With just two months to go before quotas are again exhausted, the Minister must come forward with proactive solutions

Inshore fishing is rapidly becoming both unsustainable and unviable because the Minister for Agriculture has refused to review his own department’s mackerel quotas, according to Social Democrats Agriculture Spokesperson Holly Cairns.

“Currently, a paltry 2% of Ireland’s mackerel quota is assigned to vessels under 15 metres while 98% is assigned to just 50 larger boats. This massive disparity is not imposed by the EU, but by the Department of Agriculture – and it is making inshore fishing both unsustainable and unviable.

“Last year, small vessels were stopped from catching mackerel in June, when their meagre annual quota was reached. At the time, I asked Minister McConalogue to act but no help for inshore fishers was forthcoming. With just two months to go before quotas are again exhausted, the Minister must come forward with proactive solutions.

“The alternative is a repeat of last year’s scandalous situation whereby even the operators of the smallest of vessels, who are barely getting by, were not permitted to catch a few dozen mackerel to sell at local farmers’ markets.

“When I raised the issue with the Minister in February, he indicated there would be no change in policy. In response to my questions in the Dáil today, the Minister said he was considering revisiting the issue – but failed to provide any timetable for action. This is not good enough.

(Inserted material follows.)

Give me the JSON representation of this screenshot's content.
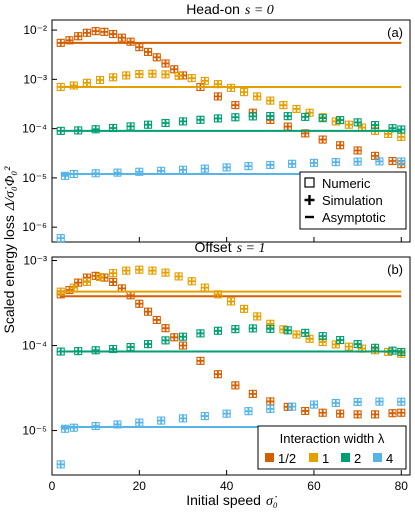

“It is entirely within the Minister’s authority to adjust the quota allocation. Even a marginal change, from 2% to 4%, would make a huge difference to inshore fishers and still leave larger vessels with 96% of the catch.

“Existing government policy contradicts Article 17 of the Common Fisheries Policy, which states the allocation of quota must be based on the environment; social and economic benefits; and the policy preamble – which specifically states that small offshore islands, dependent on fishing, should be especially recognised to enable them to survive and thrive.

“Our inshore fisheries are more environmentally friendly and practise the kind of sustainable fishing which has been found in coastal and island communities for centuries. Inshore fishing also provides the vast majority of employment in the sector. The least they deserve is a fair allocation of both quota and funding.”